It's a funny thing. All companies doing business today use technology. And virtually all companies doing business tomorrow will in one way or another use the Internet. Yet the way we talk about "technology companies" and "Internet companies" makes them seem more exceptional than they may actually be. Categories are useful, though. They help organize ideas and make it easier to talk about things in general ways.

The Rule Breaker portfolio is known for investing in technology companies, and for good reason. Even without using an all-inclusive definition, six of the port's seven holdings easily qualify as "techs," leaving only Starbuck's (Nasdaq: SBUX) brewing on the sidelines. Of the remaining six, four of them -- Amazon.com (Nasdaq: AMZN), America Online (NYSE: AOL), Excite@Home (Nasdaq: ATHM), and eBay (Nasdaq: EBAY) -- not only belong to but help define the infamous, modern "Internet company."

General categories only get us so far, though, and it's sometimes good to break things down some. I was recently reminded of this while reading through Paul Larson's report on the Wireless Web in the current issue of The Motley Fool Internet Report. With wireless already a subcategory of Internet, Paul further divided the companies playing in that space into five areas. Talk about specific! Even pulling back from that level of detail, there was still a general division of the companies that I found interesting.

On one side are the firms building the wireless infrastructure and providing mobile connections to the Net. On the other side are companies developing and offering consumers (that means us) the wireless applications we'll use once we get connected. Somewhere in the middle are the device makers whose cool gadgets actually put the Web in our palms and pockets and give us our "entry" point to the wireless Net, similar to how the PC has been our vehicle in the wired world.

These descriptions don't do justice to the many differences among these companies and the industry position each has staked out. (Nor do they do justice to Paul's Wireless Web report, I might add.) But that division is found throughout online space. It's found everywhere really. It's the difference between a technology and its application; between basic infrastructure technologies, and the consumer services and applications that ride on top of them. The underlying technologies are what make the medium possible, but the specific applications are what make the medium personally relevant.

Without the applications that bring it alive, the Internet is just a collection of interconnected hardware and software technologies, a cool engineering feat, but not much more. Applications are the common denominator that transforms "the Internet" into the "online medium." And that's what makes all this matter.

Rule Breaker Applications

The line being drawn here is hardly a sharp one and companies can operate anywhere on either side. But the distinction itself is real. And if we look closely enough at what a company does and how that relates to its industry, it's possible to place it somewhere on either side of the Technology-Application line -- subject to change, of course. The Rule Breaker's "Internet companies" are an interesting bunch in this connection.
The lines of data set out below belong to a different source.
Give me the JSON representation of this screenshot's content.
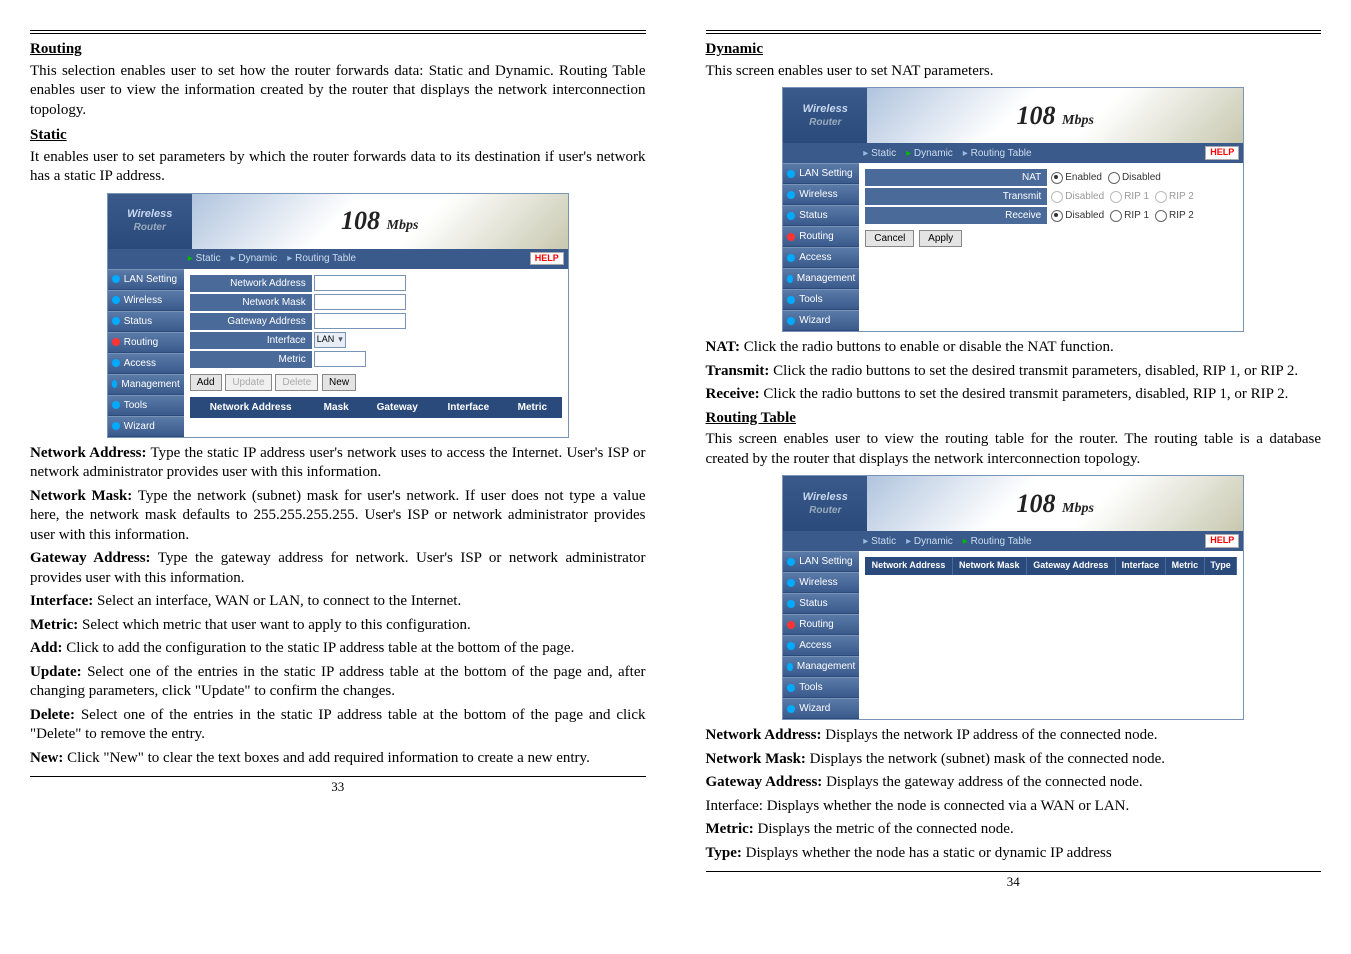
{
  "page_left": {
    "number": "33",
    "routing": {
      "title": "Routing",
      "para": "This selection enables user to set how the router forwards data: Static and Dynamic. Routing Table enables user to view the information created by the router that displays the network interconnection topology."
    },
    "static": {
      "title": "Static",
      "para": "It enables user to set parameters by which the router forwards data to its destination if user's network has a static IP address."
    },
    "defs": {
      "na": {
        "k": "Network Address:",
        "v": "Type the static IP address user's network uses to access the Internet. User's ISP or network administrator provides user with this information."
      },
      "nm": {
        "k": "Network Mask:",
        "v": "Type the network (subnet) mask for user's network. If user does not type a value here, the network mask defaults to 255.255.255.255. User's ISP or network administrator provides user with this information."
      },
      "ga": {
        "k": "Gateway Address:",
        "v": "Type the gateway address for network. User's ISP or network administrator provides user with this information."
      },
      "if": {
        "k": "Interface:",
        "v": "Select an interface, WAN or LAN, to connect to the Internet."
      },
      "me": {
        "k": "Metric:",
        "v": "Select which metric that user want to apply to this configuration."
      },
      "add": {
        "k": "Add:",
        "v": "Click to add the configuration to the static IP address table at the bottom of the page."
      },
      "upd": {
        "k": "Update:",
        "v": "Select one of the entries in the static IP address table at the bottom of the page and, after changing parameters, click \"Update\" to confirm the changes."
      },
      "del": {
        "k": "Delete:",
        "v": "Select one of the entries in the static IP address table at the bottom of the page and click \"Delete\" to remove the entry."
      },
      "new": {
        "k": "New:",
        "v": "Click \"New\" to clear the text boxes and add required information to create a new entry."
      }
    }
  },
  "page_right": {
    "number": "34",
    "dynamic": {
      "title": "Dynamic",
      "para": "This screen enables user to set NAT parameters."
    },
    "defs": {
      "nat": {
        "k": "NAT:",
        "v": "Click the radio buttons to enable or disable the NAT function."
      },
      "tx": {
        "k": "Transmit:",
        "v": "Click the radio buttons to set the desired transmit parameters, disabled, RIP 1, or RIP 2."
      },
      "rx": {
        "k": "Receive:",
        "v": "Click the radio buttons to set the desired transmit parameters, disabled, RIP 1, or RIP 2."
      }
    },
    "rt": {
      "title": "Routing Table",
      "para": "This screen enables user to view the routing table for the router. The routing table is a database created by the router that displays the network interconnection topology."
    },
    "rtdefs": {
      "na": {
        "k": "Network Address:",
        "v": "Displays the network IP address of the connected node."
      },
      "nm": {
        "k": "Network Mask:",
        "v": "Displays the network (subnet) mask of the connected node."
      },
      "ga": {
        "k": "Gateway Address:",
        "v": "Displays the gateway address of the connected node."
      },
      "if": {
        "k": "",
        "v": "Interface: Displays whether the node is connected via a WAN or LAN."
      },
      "me": {
        "k": "Metric:",
        "v": "Displays the metric of the connected node."
      },
      "ty": {
        "k": "Type:",
        "v": "Displays whether the node has a static or dynamic IP address"
      }
    }
  },
  "router": {
    "brand1": "Wireless",
    "brand2": "Router",
    "banner": "108",
    "banner_unit": "Mbps",
    "tabs": {
      "static": "Static",
      "dynamic": "Dynamic",
      "rt": "Routing Table"
    },
    "help": "HELP",
    "side": [
      "LAN Setting",
      "Wireless",
      "Status",
      "Routing",
      "Access",
      "Management",
      "Tools",
      "Wizard"
    ]
  },
  "static_form": {
    "labels": {
      "na": "Network Address",
      "nm": "Network Mask",
      "ga": "Gateway Address",
      "if": "Interface",
      "me": "Metric"
    },
    "interface": "LAN",
    "buttons": {
      "add": "Add",
      "update": "Update",
      "delete": "Delete",
      "new": "New"
    },
    "cols": [
      "Network Address",
      "Mask",
      "Gateway",
      "Interface",
      "Metric"
    ]
  },
  "dynamic_form": {
    "labels": {
      "nat": "NAT",
      "tx": "Transmit",
      "rx": "Receive"
    },
    "opts": {
      "enabled": "Enabled",
      "disabled": "Disabled",
      "rip1": "RIP 1",
      "rip2": "RIP 2"
    },
    "buttons": {
      "cancel": "Cancel",
      "apply": "Apply"
    }
  },
  "rt_cols": [
    "Network Address",
    "Network Mask",
    "Gateway Address",
    "Interface",
    "Metric",
    "Type"
  ]
}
AOL, Amazon, eBay, and Excite@Home each has its variation of the de rigueur "anywhere, everywhere, every device" strategy. Whether it's content, commerce, or both, all offer services that show up on our screens -- from the largest desktop monitors to the smallest squint-and-click handhelds. This clearly places them on the applications side of things, where branding and differentiation are relatively easy, or where they at least have a toehold. After all, we see and directly interact with their services. We know, for example, what Amazon's tabs and the @Home 2000 portal look like and what they'll do when we click this or that button. That gives us something to hang our experiences on. We get to know these services, like the view through our living room window.

Excite@Home also operates on the basic infrastructure side of things, where the technology itself is a bigger part of the story. Indeed, Excite@Home's broadband infrastructure was the company's main story when it entered the RB in late 1998, shortly before the Excite acquisition. Interestingly, Excite@Home's very name captures the division between user applications and basic technology, which are represented on either side of its at-sign.

On another level, that division was also a factor in the issues that have surrounded Excite@Home over the last year. More accurately, the issues have been whether the company would be able to operate across the division between basic technologies and end applications, to span its at-sign, and realize the promised synergies between its high-speed network and its consumer portal. And what's a portal other than a mega-application that hosts other applications?

America Online also operates on the infrastructure side. But unlike Excite@Home and its other peers and competitors, AOL's roots go back to a time when the background technology and the foreground service were integrated as one, and that was simply that. For the most part, AOL's main service continues to work that way, which on the one hand makes it a backwards relic, and on the other hand accounts in good part for its success.

Quite a study in contrasts, similarities, and self-contradiction, this motley crew of Rule Breakers. Together they offer a cross section of what's happening today on as far as the Internet "applies."